Ahead of 2023 World AIDS Day, the Joint United Nations Programme on HIV/AIDS (UNAIDS) is calling for urgent support to Let Communities Lead in the fight to end AIDS.
UNAIDS demonstrates the critical role communities play, and how underfunding and harmful barriers are holding back their life-saving work and obstructing the end of AIDS.
According to a press release by UNAIDS, it urged governments across the world to unleash the power of grassroots communities across the world to lead the fight to end HIV/AIDS.
A new report launched a few days ago, by UNAIDS and entitled Let Communities Lead, shows that AIDS can be ended as a public health threat by 2030, but only if communities on the frontlines get the full support they need from governments and donors.
“Communities across the world have shown that they are ready, willing and able to lead the way. But they need the barriers obstructing their work to be pulled down, and they need to be properly resourced,” said Winnie Byanyima, Executive Director of UNAIDS.
“Too often, communities are treated by decision-makers as problems to be managed, instead of being recognised and supported as leaders. Communities are not in the way, they light the way to the end of AIDS,” she said.
The report, launched in London during a World AIDS Day event organized by the civil society organization STOPAIDS, shows how communities have been the driving force for progress.
According to UNAIDS, globally, 39 million people are living with HIV, while 1.3 million were newly infected last year. After years of decline, progress in driving down infection and mortality rates have stagnated.
UNAIDS reports that community organizations have secured landmark victories, such as:
- Securing groundbreaking changes in policy. Communities’ campaigning helped open up access to generic HIV medicines, leading to sharp, sustained reductions in the cost of treatment from US$ 25,000 per person per year in 1995 to less than US$ 70 in many countries most affected by HIV today.
- In Nigeria, there was a 64% increase in access to HIV treatment, a doubling of the likelihood of HIV prevention service utilization, and a four-fold increase in consistent condom use among people at risk of HIV.

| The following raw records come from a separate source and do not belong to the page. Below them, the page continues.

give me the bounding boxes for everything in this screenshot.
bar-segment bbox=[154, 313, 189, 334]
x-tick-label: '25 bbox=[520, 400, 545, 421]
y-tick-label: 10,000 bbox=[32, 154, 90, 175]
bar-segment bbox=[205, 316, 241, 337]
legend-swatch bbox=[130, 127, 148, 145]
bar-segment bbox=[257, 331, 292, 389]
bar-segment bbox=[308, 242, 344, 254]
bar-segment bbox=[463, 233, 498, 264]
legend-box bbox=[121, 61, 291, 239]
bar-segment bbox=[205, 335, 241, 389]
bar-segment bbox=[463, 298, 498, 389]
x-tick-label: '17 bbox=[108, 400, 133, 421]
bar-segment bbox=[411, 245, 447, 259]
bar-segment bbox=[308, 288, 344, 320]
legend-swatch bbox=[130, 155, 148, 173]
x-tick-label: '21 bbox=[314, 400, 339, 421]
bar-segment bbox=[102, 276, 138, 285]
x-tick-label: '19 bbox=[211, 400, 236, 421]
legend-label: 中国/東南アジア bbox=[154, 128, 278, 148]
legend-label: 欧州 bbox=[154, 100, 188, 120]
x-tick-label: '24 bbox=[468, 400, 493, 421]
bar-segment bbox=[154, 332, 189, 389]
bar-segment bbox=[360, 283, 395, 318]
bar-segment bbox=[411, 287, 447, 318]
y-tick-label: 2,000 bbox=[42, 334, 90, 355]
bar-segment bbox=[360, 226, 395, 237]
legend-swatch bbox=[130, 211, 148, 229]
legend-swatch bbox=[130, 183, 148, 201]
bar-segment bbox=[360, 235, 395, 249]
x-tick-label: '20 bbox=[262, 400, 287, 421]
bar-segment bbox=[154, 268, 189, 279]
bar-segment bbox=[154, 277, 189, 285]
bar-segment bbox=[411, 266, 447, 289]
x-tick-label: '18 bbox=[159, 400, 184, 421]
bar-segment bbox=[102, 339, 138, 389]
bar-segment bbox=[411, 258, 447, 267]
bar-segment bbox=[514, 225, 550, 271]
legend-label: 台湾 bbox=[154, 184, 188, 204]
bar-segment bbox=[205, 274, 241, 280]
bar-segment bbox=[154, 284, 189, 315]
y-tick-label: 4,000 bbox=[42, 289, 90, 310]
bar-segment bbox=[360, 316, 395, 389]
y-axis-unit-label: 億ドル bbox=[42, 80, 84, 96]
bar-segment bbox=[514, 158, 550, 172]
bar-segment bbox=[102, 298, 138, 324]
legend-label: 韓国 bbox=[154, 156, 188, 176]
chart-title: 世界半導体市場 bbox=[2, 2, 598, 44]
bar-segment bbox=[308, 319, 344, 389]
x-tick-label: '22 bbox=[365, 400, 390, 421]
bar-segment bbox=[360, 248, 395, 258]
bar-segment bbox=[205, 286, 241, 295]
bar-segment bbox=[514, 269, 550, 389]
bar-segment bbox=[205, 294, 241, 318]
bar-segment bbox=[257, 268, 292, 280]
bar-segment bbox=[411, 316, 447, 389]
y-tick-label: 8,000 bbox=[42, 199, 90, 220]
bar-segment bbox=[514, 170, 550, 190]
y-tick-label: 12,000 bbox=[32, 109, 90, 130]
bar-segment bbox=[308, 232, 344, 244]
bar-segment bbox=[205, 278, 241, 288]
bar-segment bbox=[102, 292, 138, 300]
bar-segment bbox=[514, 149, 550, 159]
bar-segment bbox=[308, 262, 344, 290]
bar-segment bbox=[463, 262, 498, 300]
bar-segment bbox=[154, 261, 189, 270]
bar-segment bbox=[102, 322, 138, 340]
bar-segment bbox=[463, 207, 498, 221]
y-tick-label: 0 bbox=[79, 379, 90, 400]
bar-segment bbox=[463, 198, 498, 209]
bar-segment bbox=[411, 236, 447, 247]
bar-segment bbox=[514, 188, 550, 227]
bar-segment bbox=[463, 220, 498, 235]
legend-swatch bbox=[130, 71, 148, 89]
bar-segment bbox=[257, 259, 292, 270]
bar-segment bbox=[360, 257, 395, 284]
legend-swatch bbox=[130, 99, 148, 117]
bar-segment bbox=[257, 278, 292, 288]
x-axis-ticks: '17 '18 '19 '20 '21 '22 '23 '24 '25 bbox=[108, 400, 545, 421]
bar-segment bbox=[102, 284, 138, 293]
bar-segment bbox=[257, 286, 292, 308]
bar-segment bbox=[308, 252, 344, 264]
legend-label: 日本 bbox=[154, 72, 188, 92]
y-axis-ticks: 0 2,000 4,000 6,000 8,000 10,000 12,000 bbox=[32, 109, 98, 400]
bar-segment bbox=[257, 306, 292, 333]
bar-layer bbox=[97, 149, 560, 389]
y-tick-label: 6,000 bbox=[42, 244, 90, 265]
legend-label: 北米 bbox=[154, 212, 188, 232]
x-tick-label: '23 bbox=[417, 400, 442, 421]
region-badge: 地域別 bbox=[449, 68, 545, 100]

- Among sex workers reached by a package of peer-based services in the United Republic of Tanzania, the HIV incidence rate was reduced to below half (5% vs 10.4%).
- In Windhoek, Namibia, a self-funded project by the Youth Empowerment Group is using e-bikes to deliver HIV medicines, food and adherence support to young people who often cannot attend clinics due to their schooling hours.
- In China, community organizations developed smartphone apps that link people to self-testing which contributed to a more than four-fold increase in HIV tests across the country from 2009 to 2020.
- In South Africa, five community networks of people living with HIV inspected 400 sites across 29 districts and conducted more than 33,000 interviews with people living with HIV.
According to UNAIDS, Robbie Lawlor, Co-Founder of Access to Medicines, Ireland, said that they are expected to move mountains without being financially supported, and can no longer be relegated to the periphery.
“We are the vehicle for change that can end systematic injustices that continue to fuel HIV transmission. We have seen groundbreaking developments with U=U, improved access to medicines, and have made great strides in de-criminalisation.”
“Yet, we are expected to move mountains without being financially supported. We are supposed to fight for a more equitable world and are tasked with dismantling stigma yet are side-lined in crucial discussions. We are at a tipping point. Communities can no longer be relegated to the periphery. The time for leadership is now,” He added.
According to UNAIDS, despite the clear evidence of community-led impact, community-led responses are unrecognized, under-resourced and in some places even under attack. Crackdowns on civil society and on the human rights of marginalized communities are obstructing communities from providing HIV prevention and treatment services.
The press release further states that underfunding of community-led initiatives is leaving them struggling to continue operating and holding them back from expansion.
UNAIDS reports only 20% of HIV spending reaches community initiatives today, down from 31% in 2012, translating to a loss of millions in life-saving funding. The organization maintains that the the impacts are already apparent. While 77% of infected adults now access treatment, just 57% of children do, indicating gaps in grassroots pediatric services, it explains.
UNAIDS stresses that community-led care will prove ever more vital as COVID retreats, spotlighting the need for fully-funded, community-led plans worldwide. With the right backing, UNAIDS affirms that community groups can realize the promise of ending AIDS within this decade, though the window to act is closing fast.